In the future, a utopian society exists, but its citizens must take pills that curb their emotions and desires, or be killed by the ruling government.

That's from the classic novel The Giver, and the action movie Equilibrium with Christian Bale.  The former mainly focuses on the growing relationship between a boy and an old man and the power of memory, while the latter is about a guy with gun kung-fu taking down the government with bullets and ninja swords.

Have another:

A social outcast and misfit becomes so upset by the growing crime in his neighborhood, that he becomes a super hero and takes down the mafia.

The films Blankman and Kick-Ass have that as their driving idea.  The former is a goofball comedy while the latter is a deconstruction of the genre that gets kinda dark.

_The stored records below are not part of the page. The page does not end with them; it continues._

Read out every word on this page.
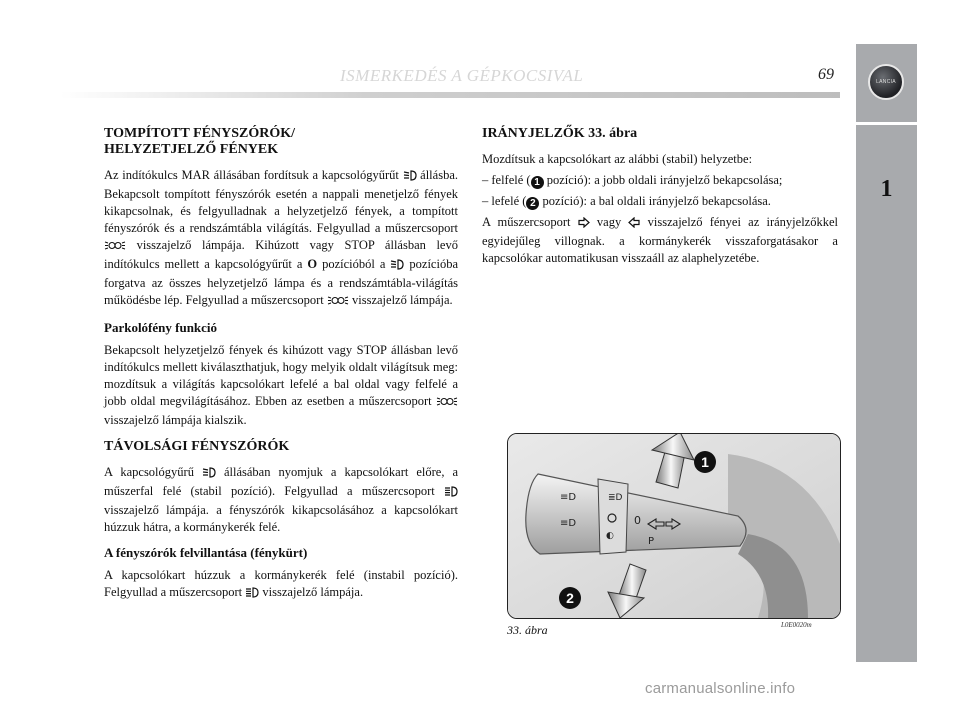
ISMERKEDÉS A GÉPKOCSIVAL	69	LANCIA
1
TOMPÍTOTT FÉNYSZÓRÓK/
HELYZETJELZŐ FÉNYEK

Az indítókulcs MAR állásában fordítsuk a kapcsológyűrűt  állásba. Bekapcsolt tompított fényszórók esetén a nappali menetjelző fények kikapcsolnak, és felgyulladnak a helyzetjelző fények, a tompított fényszórók és a rendszámtábla világítás. Felgyullad a műszercsoport  visszajelző lámpája. Kihúzott vagy STOP állásban levő indítókulcs mellett a kapcsológyűrűt a O pozícióból a  pozícióba forgatva az összes helyzetjelző lámpa és a rendszámtábla-világítás működésbe lép. Felgyullad a műszercsoport  visszajelző lámpája.

Parkolófény funkció

Bekapcsolt helyzetjelző fények és kihúzott vagy STOP állásban levő indítókulcs mellett kiválaszthatjuk, hogy melyik oldalt világítsuk meg: mozdítsuk a világítás kapcsolókart lefelé a bal oldal vagy felfelé a jobb oldal megvilágításához. Ebben az esetben a műszercsoport  visszajelző lámpája kialszik.

TÁVOLSÁGI FÉNYSZÓRÓK

A kapcsológyűrű  állásában nyomjuk a kapcsolókart előre, a műszerfal felé (stabil pozíció). Felgyullad a műszercsoport  visszajelző lámpája. a fényszórók kikapcsolásához a kapcsolókart húzzuk hátra, a kormánykerék felé.

A fényszórók felvillantása (fénykürt)

A kapcsolókart húzzuk a kormánykerék felé (instabil pozíció). Felgyullad a műszercsoport  visszajelző lámpája.

IRÁNYJELZŐK 33. ábra

Mozdítsuk a kapcsolókart az alábbi (stabil) helyzetbe:

– felfelé ( 1 pozíció): a jobb oldali irányjelző bekapcsolása;

– lefelé ( 2 pozíció): a bal oldali irányjelző bekapcsolása.

A műszercsoport  vagy  visszajelző fényei az irányjelzőkkel egyidejűleg villognak. a kormánykerék visszaforgatásakor a kapcsolókar automatikusan visszaáll az alaphelyzetébe.

≡D
≡D
≣D
◐
0
P
1
2
33. ábra	L0E0020m
carmanualsonline.info
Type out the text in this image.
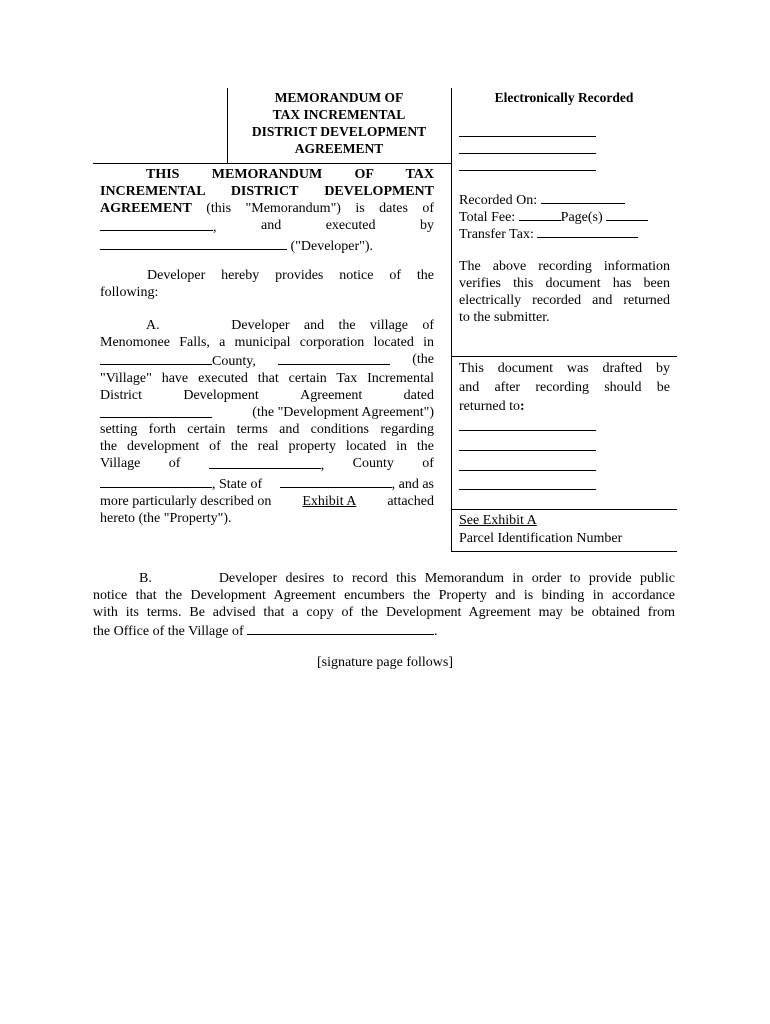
MEMORANDUM OF
TAX INCREMENTAL
DISTRICT DEVELOPMENT
AGREEMENT
Electronically Recorded
Recorded On:
Total Fee:	Page(s)
Transfer Tax:
The above recording information
verifies this document has been
electrically recorded and returned
to the submitter.
This document was drafted by
and after recording should be
returned to:
See Exhibit A
Parcel Identification Number
THIS MEMORANDUM OF TAX
INCREMENTAL DISTRICT DEVELOPMENT
AGREEMENT (this "Memorandum") is dates of
,	and	executed	by
("Developer").
Developer hereby provides notice of the
following:
A.     Developer and the village of
Menomonee Falls, a municipal corporation located in
County,	(the
"Village" have executed that certain Tax Incremental
District	Development	Agreement	dated
(the "Development Agreement")
setting forth certain terms and conditions regarding
the development of the real property located in the
Village of	, County of
, State of	, and as
more particularly described on Exhibit A attached
hereto (the "Property").
B.        Developer desires to record this Memorandum in order to provide public
notice that the Development Agreement encumbers the Property and is binding in accordance
with its terms. Be advised that a copy of the Development Agreement may be obtained from
the Office of the Village of	.
[signature page follows]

One more.  Can you do one more?  Sure you can. 

Several strangers fall asleep, then wake up together to find that the world around them has drastically changed.  They must contend with each other, some freaky monsters, and time itself, or they'll all die.

And that gem of an idea is from The Langoliers, a novella and mini-series by Stephen King, and King of Thorn, a manga and animated film.  The first one is King's usual horror story style, while the second features quite a bit more action and features more monsters.

This is, by no means, encouragement to go rip off a popular idea.  But don't hamstring yourself because something similar exists, or freak out because you get a little deja vu when reading a new book.  There are no new ideas under the sun, but that doesn't mean you can't take an old idea and make it like new with your own unique perspective, characters, viewpoints, and style.